A quantitative truth layer for AI-native finance
RiskModels has a credible claim as the quantitative truth layer behind financial agents.
RiskModels.app is a rare financial API product that feels built for the next interface layer, not the last one. Its strongest idea is simple but commercially important: an LLM should not be inventing portfolio-risk commentary from text memory; it should be calling a structured, time-stamped risk model. The API exposes equity risk as a four-layer decomposition — market, sector, subsector, and residual stock-specific risk — with explained-risk contributions, ETF hedge ratios, and agent-ready outputs that can be consumed directly by applications, notebooks, or MCP-connected assistants.

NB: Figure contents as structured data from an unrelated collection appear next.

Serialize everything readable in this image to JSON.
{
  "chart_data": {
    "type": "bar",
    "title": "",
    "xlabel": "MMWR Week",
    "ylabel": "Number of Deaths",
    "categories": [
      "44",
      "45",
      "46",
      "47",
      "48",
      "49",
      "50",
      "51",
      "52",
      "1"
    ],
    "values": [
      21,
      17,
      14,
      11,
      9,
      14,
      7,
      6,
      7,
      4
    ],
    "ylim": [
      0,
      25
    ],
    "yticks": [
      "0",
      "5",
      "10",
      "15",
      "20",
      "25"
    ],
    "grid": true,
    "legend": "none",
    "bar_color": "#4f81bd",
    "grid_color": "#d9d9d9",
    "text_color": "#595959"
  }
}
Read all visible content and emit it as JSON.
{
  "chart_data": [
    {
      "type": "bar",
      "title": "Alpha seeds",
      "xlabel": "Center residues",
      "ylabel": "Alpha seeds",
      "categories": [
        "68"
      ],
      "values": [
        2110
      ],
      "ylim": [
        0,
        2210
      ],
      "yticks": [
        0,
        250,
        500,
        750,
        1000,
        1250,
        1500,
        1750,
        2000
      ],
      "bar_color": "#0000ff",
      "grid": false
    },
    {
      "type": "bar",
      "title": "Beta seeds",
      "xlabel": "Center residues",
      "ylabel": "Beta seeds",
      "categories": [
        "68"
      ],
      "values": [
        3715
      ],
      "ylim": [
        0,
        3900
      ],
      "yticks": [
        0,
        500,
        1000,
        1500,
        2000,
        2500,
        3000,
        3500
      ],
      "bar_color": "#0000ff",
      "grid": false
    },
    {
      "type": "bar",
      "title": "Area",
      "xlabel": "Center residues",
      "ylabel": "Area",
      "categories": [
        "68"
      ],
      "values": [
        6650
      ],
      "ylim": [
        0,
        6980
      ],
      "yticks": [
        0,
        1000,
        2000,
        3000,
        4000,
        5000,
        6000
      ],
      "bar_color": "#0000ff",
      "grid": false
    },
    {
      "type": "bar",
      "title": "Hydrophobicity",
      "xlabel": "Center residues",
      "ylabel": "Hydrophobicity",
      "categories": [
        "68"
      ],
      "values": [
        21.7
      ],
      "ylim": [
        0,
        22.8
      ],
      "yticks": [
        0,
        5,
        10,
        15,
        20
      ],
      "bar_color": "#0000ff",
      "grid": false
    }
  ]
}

The product is most compelling where it turns quantitative infrastructure into usable workflow. Developers can call canonical endpoints such as /api/snapshot, /api/decompose, metrics, portfolio analysis, rankings, and PDF/PNG snapshot routes, while agents can discover and use the system through OpenAPI, MCP, SDKs, and CLI tooling. That matters because the product is not merely returning raw factor data; it is packaging risk decomposition, hedge ratios, portfolio snapshots, and narrative-ready context into objects that can drive portfolio assistants, research tools, advisor dashboards, or internal risk copilots.
Bottom line
The main product judgment is that RiskModels.app is not trying to be another chart site or generic market-data wrapper. It is closer to a risk-model infrastructure layer for AI-native finance software: opinionated, structured, and built around executable decomposition rather than descriptive commentary. The current opportunity is to keep tightening the public surface around one canonical workflow — submit a ticker or portfolio, receive decomposed risk, hedge logic, and interpretable context — because that is the wedge. If the developer experience stays clean and the data coverage and reliability continue to hold up, RiskModels.app has a credible claim as the quantitative truth layer behind financial agents.